Cuando Síntica ve que la hemorragia se detiene, dice con fe:

–           Voy a ungirlo con el ungüento de María.

Mateo está palidísimo, tanto por la sangre como por el bamboleo del barco y objeta:

–                     Eso es para los dolores reumáticos de Juan…

Síntica explica:

–                     ¡Oh, lo hizo María con sus manos! Se lo aplicaré rogando a Jesús… Rogad también vosotros. El Padre Celestial nos escuchará… Y no le puede hacer ningún mal. El aceite es medicina…

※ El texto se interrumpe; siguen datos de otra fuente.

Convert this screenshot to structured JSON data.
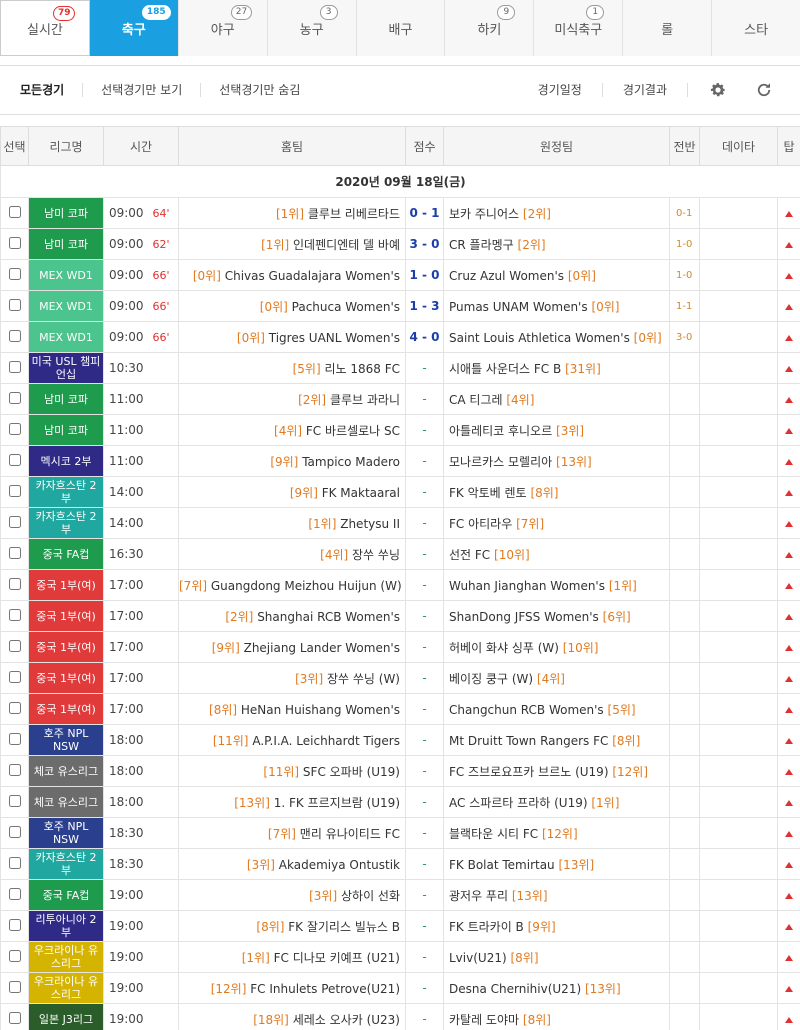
{
  "sport_tabs": [
    {
      "label": "실시간",
      "count": "79"
    },
    {
      "label": "축구",
      "count": "185"
    },
    {
      "label": "야구",
      "count": "27"
    },
    {
      "label": "농구",
      "count": "3"
    },
    {
      "label": "배구",
      "count": ""
    },
    {
      "label": "하키",
      "count": "9"
    },
    {
      "label": "미식축구",
      "count": "1"
    },
    {
      "label": "롤",
      "count": ""
    },
    {
      "label": "스타",
      "count": ""
    }
  ],
  "filters": {
    "all": "모든경기",
    "show_selected": "선택경기만 보기",
    "hide_selected": "선택경기만 숨김",
    "schedule": "경기일정",
    "results": "경기결과"
  },
  "colors": {
    "accent": "#1aa0e0",
    "live_minute": "#e03030",
    "score": "#1a3fa8",
    "rank": "#e07a20",
    "league_green": "#1f9b4e",
    "league_mint": "#4cc48e",
    "league_navy": "#2e2a86",
    "league_teal": "#20a8a0",
    "league_red": "#e03a3a",
    "league_dark_blue": "#2a3f8e",
    "league_grey": "#6c6c6c",
    "league_yellow": "#d4b400",
    "league_dark_green": "#2a5d2a"
  },
  "icons": {
    "settings": "gear-icon",
    "refresh": "refresh-icon",
    "tip": "triangle-up-icon"
  },
  "table": {
    "headers": {
      "select": "선택",
      "league": "리그명",
      "time": "시간",
      "home": "홈팀",
      "score": "점수",
      "away": "원정팀",
      "half": "전반",
      "data": "데이타",
      "tip": "탑"
    },
    "date": "2020년 09월 18일(금)",
    "rows": [
      {
        "league": "남미 코파",
        "color": "#1f9b4e",
        "time": "09:00",
        "minute": "64'",
        "home_rank": "[1위]",
        "home": "클루브 리베르타드",
        "score": "0 - 1",
        "away": "보카 주니어스",
        "away_rank": "[2위]",
        "half": "0-1"
      },
      {
        "league": "남미 코파",
        "color": "#1f9b4e",
        "time": "09:00",
        "minute": "62'",
        "home_rank": "[1위]",
        "home": "인데펜디엔테 델 바예",
        "score": "3 - 0",
        "away": "CR 플라멩구",
        "away_rank": "[2위]",
        "half": "1-0"
      },
      {
        "league": "MEX WD1",
        "color": "#4cc48e",
        "time": "09:00",
        "minute": "66'",
        "home_rank": "[0위]",
        "home": "Chivas Guadalajara Women's",
        "score": "1 - 0",
        "away": "Cruz Azul Women's",
        "away_rank": "[0위]",
        "half": "1-0"
      },
      {
        "league": "MEX WD1",
        "color": "#4cc48e",
        "time": "09:00",
        "minute": "66'",
        "home_rank": "[0위]",
        "home": "Pachuca Women's",
        "score": "1 - 3",
        "away": "Pumas UNAM Women's",
        "away_rank": "[0위]",
        "half": "1-1"
      },
      {
        "league": "MEX WD1",
        "color": "#4cc48e",
        "time": "09:00",
        "minute": "66'",
        "home_rank": "[0위]",
        "home": "Tigres UANL Women's",
        "score": "4 - 0",
        "away": "Saint Louis Athletica Women's",
        "away_rank": "[0위]",
        "half": "3-0"
      },
      {
        "league": "미국 USL 챔피언십",
        "color": "#2e2a86",
        "time": "10:30",
        "minute": "",
        "home_rank": "[5위]",
        "home": "리노 1868 FC",
        "score": "-",
        "away": "시애틀 사운더스 FC B",
        "away_rank": "[31위]",
        "half": ""
      },
      {
        "league": "남미 코파",
        "color": "#1f9b4e",
        "time": "11:00",
        "minute": "",
        "home_rank": "[2위]",
        "home": "클루브 과라니",
        "score": "-",
        "away": "CA 티그레",
        "away_rank": "[4위]",
        "half": ""
      },
      {
        "league": "남미 코파",
        "color": "#1f9b4e",
        "time": "11:00",
        "minute": "",
        "home_rank": "[4위]",
        "home": "FC 바르셀로나 SC",
        "score": "-",
        "away": "아틀레티코 후니오르",
        "away_rank": "[3위]",
        "half": ""
      },
      {
        "league": "멕시코 2부",
        "color": "#2e2a86",
        "time": "11:00",
        "minute": "",
        "home_rank": "[9위]",
        "home": "Tampico Madero",
        "score": "-",
        "away": "모나르카스 모렐리아",
        "away_rank": "[13위]",
        "half": ""
      },
      {
        "league": "카자흐스탄 2부",
        "color": "#20a8a0",
        "time": "14:00",
        "minute": "",
        "home_rank": "[9위]",
        "home": "FK Maktaaral",
        "score": "-",
        "away": "FK 악토베 렌토",
        "away_rank": "[8위]",
        "half": ""
      },
      {
        "league": "카자흐스탄 2부",
        "color": "#20a8a0",
        "time": "14:00",
        "minute": "",
        "home_rank": "[1위]",
        "home": "Zhetysu II",
        "score": "-",
        "away": "FC 아티라우",
        "away_rank": "[7위]",
        "half": ""
      },
      {
        "league": "중국 FA컵",
        "color": "#1f9b4e",
        "time": "16:30",
        "minute": "",
        "home_rank": "[4위]",
        "home": "장쑤 쑤닝",
        "score": "-",
        "away": "선전 FC",
        "away_rank": "[10위]",
        "half": ""
      },
      {
        "league": "중국 1부(여)",
        "color": "#e03a3a",
        "time": "17:00",
        "minute": "",
        "home_rank": "[7위]",
        "home": "Guangdong Meizhou Huijun (W)",
        "score": "-",
        "away": "Wuhan Jianghan Women's",
        "away_rank": "[1위]",
        "half": ""
      },
      {
        "league": "중국 1부(여)",
        "color": "#e03a3a",
        "time": "17:00",
        "minute": "",
        "home_rank": "[2위]",
        "home": "Shanghai RCB Women's",
        "score": "-",
        "away": "ShanDong JFSS Women's",
        "away_rank": "[6위]",
        "half": ""
      },
      {
        "league": "중국 1부(여)",
        "color": "#e03a3a",
        "time": "17:00",
        "minute": "",
        "home_rank": "[9위]",
        "home": "Zhejiang Lander Women's",
        "score": "-",
        "away": "허베이 화샤 싱푸 (W)",
        "away_rank": "[10위]",
        "half": ""
      },
      {
        "league": "중국 1부(여)",
        "color": "#e03a3a",
        "time": "17:00",
        "minute": "",
        "home_rank": "[3위]",
        "home": "장쑤 쑤닝 (W)",
        "score": "-",
        "away": "베이징 쿵구 (W)",
        "away_rank": "[4위]",
        "half": ""
      },
      {
        "league": "중국 1부(여)",
        "color": "#e03a3a",
        "time": "17:00",
        "minute": "",
        "home_rank": "[8위]",
        "home": "HeNan Huishang Women's",
        "score": "-",
        "away": "Changchun RCB Women's",
        "away_rank": "[5위]",
        "half": ""
      },
      {
        "league": "호주 NPL NSW",
        "color": "#2a3f8e",
        "time": "18:00",
        "minute": "",
        "home_rank": "[11위]",
        "home": "A.P.I.A. Leichhardt Tigers",
        "score": "-",
        "away": "Mt Druitt Town Rangers FC",
        "away_rank": "[8위]",
        "half": ""
      },
      {
        "league": "체코 유스리그",
        "color": "#6c6c6c",
        "time": "18:00",
        "minute": "",
        "home_rank": "[11위]",
        "home": "SFC 오파바 (U19)",
        "score": "-",
        "away": "FC 즈브로요프카 브르노 (U19)",
        "away_rank": "[12위]",
        "half": ""
      },
      {
        "league": "체코 유스리그",
        "color": "#6c6c6c",
        "time": "18:00",
        "minute": "",
        "home_rank": "[13위]",
        "home": "1. FK 프르지브람 (U19)",
        "score": "-",
        "away": "AC 스파르타 프라하 (U19)",
        "away_rank": "[1위]",
        "half": ""
      },
      {
        "league": "호주 NPL NSW",
        "color": "#2a3f8e",
        "time": "18:30",
        "minute": "",
        "home_rank": "[7위]",
        "home": "맨리 유나이티드 FC",
        "score": "-",
        "away": "블랙타운 시티 FC",
        "away_rank": "[12위]",
        "half": ""
      },
      {
        "league": "카자흐스탄 2부",
        "color": "#20a8a0",
        "time": "18:30",
        "minute": "",
        "home_rank": "[3위]",
        "home": "Akademiya Ontustik",
        "score": "-",
        "away": "FK Bolat Temirtau",
        "away_rank": "[13위]",
        "half": ""
      },
      {
        "league": "중국 FA컵",
        "color": "#1f9b4e",
        "time": "19:00",
        "minute": "",
        "home_rank": "[3위]",
        "home": "상하이 선화",
        "score": "-",
        "away": "광저우 푸리",
        "away_rank": "[13위]",
        "half": ""
      },
      {
        "league": "리투아니아 2부",
        "color": "#2e2a86",
        "time": "19:00",
        "minute": "",
        "home_rank": "[8위]",
        "home": "FK 잘기리스 빌뉴스 B",
        "score": "-",
        "away": "FK 트라카이 B",
        "away_rank": "[9위]",
        "half": ""
      },
      {
        "league": "우크라이나 유스리그",
        "color": "#d4b400",
        "time": "19:00",
        "minute": "",
        "home_rank": "[1위]",
        "home": "FC 디나모 키예프 (U21)",
        "score": "-",
        "away": "Lviv(U21)",
        "away_rank": "[8위]",
        "half": ""
      },
      {
        "league": "우크라이나 유스리그",
        "color": "#d4b400",
        "time": "19:00",
        "minute": "",
        "home_rank": "[12위]",
        "home": "FC Inhulets Petrove(U21)",
        "score": "-",
        "away": "Desna Chernihiv(U21)",
        "away_rank": "[13위]",
        "half": ""
      },
      {
        "league": "일본 J3리그",
        "color": "#2a5d2a",
        "time": "19:00",
        "minute": "",
        "home_rank": "[18위]",
        "home": "세레소 오사카 (U23)",
        "score": "-",
        "away": "카탈레 도야마",
        "away_rank": "[8위]",
        "half": ""
      }
    ]
  }
}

Mateo encoge los hombros y Síntica va hacia la alforja de Pedro. Saca un recipiente que parece de bronce. Lo abre y toma un poco de ungüento. Lo calienta entre sus manos y lo pone sobre un trozo de lino doblado, que pone sobre la cabeza del herido y lo recuesta sobre su manto doblado como si fuera una almohada.  Y se sienta junto a él, orando mientras el herido parece adormecerse.

La acompañan en la oración todos los demás, mientras arriba la nave, sigue siendo fuertemente atacada por el mar; que sube y baja con el vaivén de las olas.

Después de un rato, se abre la portezuela y entra un marinero…

Pedro pregunta:

–                     ¿Qué sucede?

El marino responde:

–                     Estamos en peligro. Vengo a tomar incienso y las oblaciones para un sacrificio…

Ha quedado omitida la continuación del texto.